Foi et raison : l’héritage de saint Thomas d’Aquin
Ce 28 janvier, l’Église célèbre la fête de saint Thomas d’Aquin, le "Docteur angélique" qui a su unir la foi et la raison. Le père Grégoire Froissart est professeur au Collège des Bernardins et spécialiste de saint Thomas. Il évoque ce que le docteur de l’Eglise apporte aux sociétés contemporaines.
Tombeau de saint Thomas d'Aquin, église des Jacobins de Toulouse © PistoleroConsidéré comme l'un des principaux maîtres de la philosophie scolastique et de la théologie catholique, saint Thomas d’Aquin est canonisé le 18 juillet 1323 par le pape Jean XXII, puis proclamé docteur de l'Église par Pie V, en 1567. En 1880, grâce à Léon XIII, il devient le saint patron des universités, des écoles et académies catholiques. Dominicain originaire d’Italie, ses reliques sont abritées dans l’église des Jacobins à Toulouse depuis le XIVe siècle.
Foi et raison sont-elles conciliables ?
Saint Thomas d’Aquin considère la philosophie comme la discipline qui étudie ce que nous pouvons connaître naturellement de Dieu et des êtres humains. La scolastique est la façon de penser et d'enseigner au Moyen Âge. Elle se base sur des débats sur Dieu et sur le monde en liant la Bible avec la philosophie grecque. La pensée de saint Thomas se déploie dans un rapport harmonieux entre foi et raison. Dieu est l’unique source de la lumière naturelle de l’intelligence comme de la révélation surnaturelle. Cela signifie qu’il ne peut y avoir de contradiction entre ce que la raison démontre et ce que la foi enseigne. Saint Thomas rejette l’idée d’une "double vérité" qui opposerait une vérité philosophique à une vérité de foi sur un même point. Si un conflit apparaît, il vient d’une erreur de raisonnement ou d’une mauvaise compréhension.
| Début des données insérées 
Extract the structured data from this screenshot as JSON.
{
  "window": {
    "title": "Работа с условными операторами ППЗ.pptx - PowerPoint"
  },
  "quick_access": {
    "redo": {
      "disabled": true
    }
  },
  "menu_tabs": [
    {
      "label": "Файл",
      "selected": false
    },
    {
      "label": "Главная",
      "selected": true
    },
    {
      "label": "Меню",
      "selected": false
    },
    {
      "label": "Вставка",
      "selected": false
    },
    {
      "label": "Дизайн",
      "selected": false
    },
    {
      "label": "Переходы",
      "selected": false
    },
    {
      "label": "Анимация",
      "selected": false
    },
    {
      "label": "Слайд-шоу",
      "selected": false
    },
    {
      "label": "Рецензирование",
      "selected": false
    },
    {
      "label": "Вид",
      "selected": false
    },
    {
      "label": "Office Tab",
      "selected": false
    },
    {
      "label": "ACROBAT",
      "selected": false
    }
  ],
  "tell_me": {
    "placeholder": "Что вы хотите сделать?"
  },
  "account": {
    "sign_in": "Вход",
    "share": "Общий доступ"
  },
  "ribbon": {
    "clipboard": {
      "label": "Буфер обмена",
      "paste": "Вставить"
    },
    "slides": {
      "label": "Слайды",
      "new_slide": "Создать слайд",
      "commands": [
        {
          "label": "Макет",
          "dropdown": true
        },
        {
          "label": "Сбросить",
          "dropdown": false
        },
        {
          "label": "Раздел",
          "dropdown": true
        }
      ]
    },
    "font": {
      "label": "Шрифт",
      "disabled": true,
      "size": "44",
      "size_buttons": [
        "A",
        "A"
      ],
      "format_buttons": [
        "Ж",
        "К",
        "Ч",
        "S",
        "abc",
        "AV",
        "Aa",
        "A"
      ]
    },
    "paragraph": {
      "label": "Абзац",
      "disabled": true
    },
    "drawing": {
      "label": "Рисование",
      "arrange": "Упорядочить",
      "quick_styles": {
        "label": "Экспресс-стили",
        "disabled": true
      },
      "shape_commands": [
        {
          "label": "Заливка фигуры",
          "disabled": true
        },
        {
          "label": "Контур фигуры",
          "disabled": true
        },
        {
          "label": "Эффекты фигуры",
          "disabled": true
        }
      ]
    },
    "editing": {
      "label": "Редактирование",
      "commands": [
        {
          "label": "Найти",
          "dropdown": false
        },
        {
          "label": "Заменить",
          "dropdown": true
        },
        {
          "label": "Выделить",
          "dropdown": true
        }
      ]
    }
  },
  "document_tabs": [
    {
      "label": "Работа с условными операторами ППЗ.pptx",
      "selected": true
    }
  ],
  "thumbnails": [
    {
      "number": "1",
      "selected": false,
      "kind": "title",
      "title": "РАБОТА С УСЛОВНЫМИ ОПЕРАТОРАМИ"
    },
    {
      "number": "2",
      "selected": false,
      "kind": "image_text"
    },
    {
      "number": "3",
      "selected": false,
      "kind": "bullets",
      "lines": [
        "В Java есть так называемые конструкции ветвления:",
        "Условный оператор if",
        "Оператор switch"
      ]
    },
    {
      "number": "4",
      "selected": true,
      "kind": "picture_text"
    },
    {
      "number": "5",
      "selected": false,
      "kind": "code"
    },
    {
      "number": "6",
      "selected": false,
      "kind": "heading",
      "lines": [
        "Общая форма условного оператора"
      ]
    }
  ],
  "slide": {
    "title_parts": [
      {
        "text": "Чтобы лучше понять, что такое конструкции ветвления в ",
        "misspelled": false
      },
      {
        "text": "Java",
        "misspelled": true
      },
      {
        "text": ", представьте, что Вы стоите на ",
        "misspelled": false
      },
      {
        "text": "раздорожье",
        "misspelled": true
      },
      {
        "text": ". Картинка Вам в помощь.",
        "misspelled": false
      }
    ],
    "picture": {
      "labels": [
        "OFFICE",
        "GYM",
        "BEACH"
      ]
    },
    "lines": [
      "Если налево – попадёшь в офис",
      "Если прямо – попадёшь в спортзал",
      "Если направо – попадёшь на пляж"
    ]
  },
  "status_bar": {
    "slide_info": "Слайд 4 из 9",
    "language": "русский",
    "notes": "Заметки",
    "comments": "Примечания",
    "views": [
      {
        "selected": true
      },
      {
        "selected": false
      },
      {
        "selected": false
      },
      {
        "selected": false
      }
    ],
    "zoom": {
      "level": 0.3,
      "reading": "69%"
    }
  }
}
La force de saint Thomas, c’est d’avoir montré que la vérité est accessible à la raison et donc, qu’elle est accessible aux gens qui ne sont pas croyants.
A propos de l'être humain, le docteur de l’Eglise articule finement nature et surnaturel ainsi que la personne et la communauté dans laquelle elle évolue. La nature humaine est blessée par le péché : elle demeure bonne en son fond, mais affaiblie, inclinée au désordre et incapable, par ses seules forces, d’atteindre la pleine communion avec Dieu. La grâce ne vient pas détruire cette nature, mais la guérir et l’élever, en la réorientant de l’intérieur.
Toute vérité, si elle est considérée attentivement, ouvre à la foi.
Les raisons de la foi
Le 21 mars, le Collège des Bernardins accueillera un colloque au sujet d’un opuscule intitulé Les Raisons de la foi. Saint Thomas a adressé ce texte à ses frères dominicains qui étaient en mission auprès de personnes musulmanes ou orthodoxes. Ce petit ouvrage expose comment la raison peut défendre la foi chrétienne, sans prétendre la démontrer comme un théorème mathématique. On y trouve des objections très concrètes de personnes qui ne sont pas chrétiennes et les réponses que formule le théologien. Le père Grégoire Froissart rappelle que saint Thomas d’Aquin est cité par le pape Jean-Paul II dans son encyclique Fides et ratio (La foi et la raison). Saint Jean-Paul II parle de Thomas d’Aquin comme de "celui qui montre que la nature n’est pas l’ennemi de la foi". Au contraire, "elle permet de mieux comprendre la foi".